Ho incontrato in questi anni alcuni “gruppi giovani” e “gruppi donne” di importanti associazioni di rappresentanza di impresa. Il tema affrontato era sempre quello: cosa fare per contare di più? In realtà la domanda andrebbe riformulata: perché questi gruppi contano così poco?
Sono gruppi che nascono con l’obiettivo di affrontare importanti aspetti relativi alla vita personale dell’imprenditore (previdenza, assistenza, welfare), sviluppare spirito associativo fra i giovani e le donne, favorire il ricambio generazionale e la presenza femminile negli organismi. Fatto salvi alcuni successi di piccola portata, quasi mai questi gruppi riescono a raggiungere i propri obiettivi e ad incidere sulle politiche associative. Perché?
L’analisi del lavoro svolto da questi gruppi evidenzia spesso una triste realtà: il ricambio generazionale, al di là delle dichiarazioni di facciata, non è un obiettivo reale, anzi, per molti dirigenti di lungo corso (ex giovani) costituisce una minaccia. La stessa cosa si può dire per la tematica femminile.
I giovani e donne che ho incontrato raccontano di come non siano riusciti in questi anni ad incidere sui processi decisionali, né in positivo né in negativo (ad esempio bloccando delibere a loro non gradite). Con scarse risorse economiche e staff tecnici a disposizione, sono organismi che dipendono da stanziamenti decisi dai gruppi dirigenti composti normalmente da uomini ultrasessantenni, e concessi solo se utilizzati in modo conforme rispetto ai canoni decisi dai gruppi dirigenti stessi.
Al di là delle lamentele canoniche sulla loro condizione, emerge tuttavia a mio avviso un problema di fondo. Per contare qualcosa un gruppo, oltre ad essere numeroso (e spesso questi gruppi invece hanno pochi iscritti), deve rappresentare interessi veri, vitali per la vita dell’associazione. E le tematiche giovanili e femminili non sono i temi su cui si gioca il successo o l’insuccesso di un’associazione di imprese.

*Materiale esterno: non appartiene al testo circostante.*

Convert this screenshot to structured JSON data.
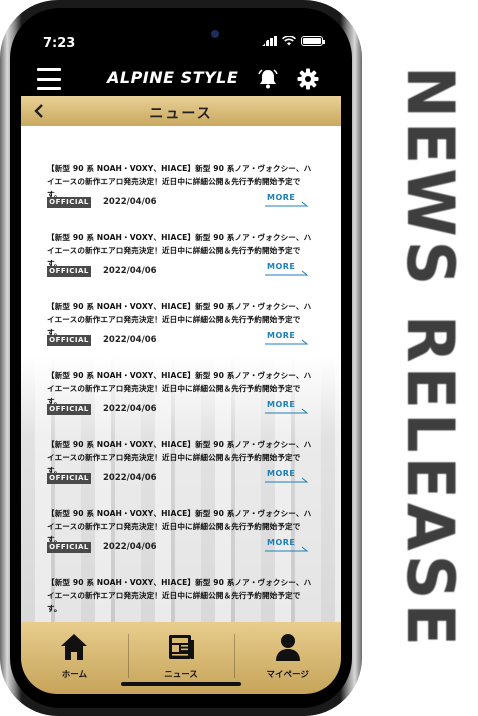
{
  "side_text": "NEWS RELEASE",
  "status_bar": {
    "time": "7:23"
  },
  "header": {
    "logo": "ALPINE STYLE",
    "menu_icon": "menu-icon",
    "bell_icon": "bell-icon",
    "gear_icon": "gear-icon"
  },
  "title_bar": {
    "back_icon": "chevron-left-icon",
    "title": "ニュース"
  },
  "news": [
    {
      "text": "【新型 90 系 NOAH・VOXY、HIACE】新型 90 系ノア・ヴォクシー、ハイエースの新作エアロ発売決定！近日中に詳細公開＆先行予約開始予定です。",
      "badge": "OFFICIAL",
      "date": "2022/04/06",
      "more": "MORE"
    },
    {
      "text": "【新型 90 系 NOAH・VOXY、HIACE】新型 90 系ノア・ヴォクシー、ハイエースの新作エアロ発売決定！近日中に詳細公開＆先行予約開始予定です。",
      "badge": "OFFICIAL",
      "date": "2022/04/06",
      "more": "MORE"
    },
    {
      "text": "【新型 90 系 NOAH・VOXY、HIACE】新型 90 系ノア・ヴォクシー、ハイエースの新作エアロ発売決定！近日中に詳細公開＆先行予約開始予定です。",
      "badge": "OFFICIAL",
      "date": "2022/04/06",
      "more": "MORE"
    },
    {
      "text": "【新型 90 系 NOAH・VOXY、HIACE】新型 90 系ノア・ヴォクシー、ハイエースの新作エアロ発売決定！近日中に詳細公開＆先行予約開始予定です。",
      "badge": "OFFICIAL",
      "date": "2022/04/06",
      "more": "MORE"
    },
    {
      "text": "【新型 90 系 NOAH・VOXY、HIACE】新型 90 系ノア・ヴォクシー、ハイエースの新作エアロ発売決定！近日中に詳細公開＆先行予約開始予定です。",
      "badge": "OFFICIAL",
      "date": "2022/04/06",
      "more": "MORE"
    },
    {
      "text": "【新型 90 系 NOAH・VOXY、HIACE】新型 90 系ノア・ヴォクシー、ハイエースの新作エアロ発売決定！近日中に詳細公開＆先行予約開始予定です。",
      "badge": "OFFICIAL",
      "date": "2022/04/06",
      "more": "MORE"
    },
    {
      "text": "【新型 90 系 NOAH・VOXY、HIACE】新型 90 系ノア・ヴォクシー、ハイエースの新作エアロ発売決定！近日中に詳細公開＆先行予約開始予定です。",
      "badge": "",
      "date": "",
      "more": ""
    }
  ],
  "tabs": [
    {
      "label": "ホーム",
      "icon": "home-icon"
    },
    {
      "label": "ニュース",
      "icon": "newspaper-icon"
    },
    {
      "label": "マイページ",
      "icon": "user-icon"
    }
  ],
  "colors": {
    "gold_light": "#e8cd8d",
    "gold_dark": "#c6a45a",
    "more_blue": "#1e7fb8",
    "badge_gray": "#4a4a4a"
  }
}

“Essere giovani” ed “essere donne” non è sufficiente per creare identità forti e definite. Non basta il criterio anagrafico o di genere per definire una specifica cultura associativa: altri sono i parametri significativi di aggregazione e differenziazione fra gli imprenditori. Si pensi ad esempio ai settori di appartenenza, alle dimensioni di impresa, al livello di autonomia nelle filiere, alla vocazione internazionale, alla visione del futuro e del business. E così via. Ed è su questi criteri che vanno costituiti i gruppi associativi, in modo fluido e non istituzionale, dinamico e non anagrafico, sostanziale e non burocratico.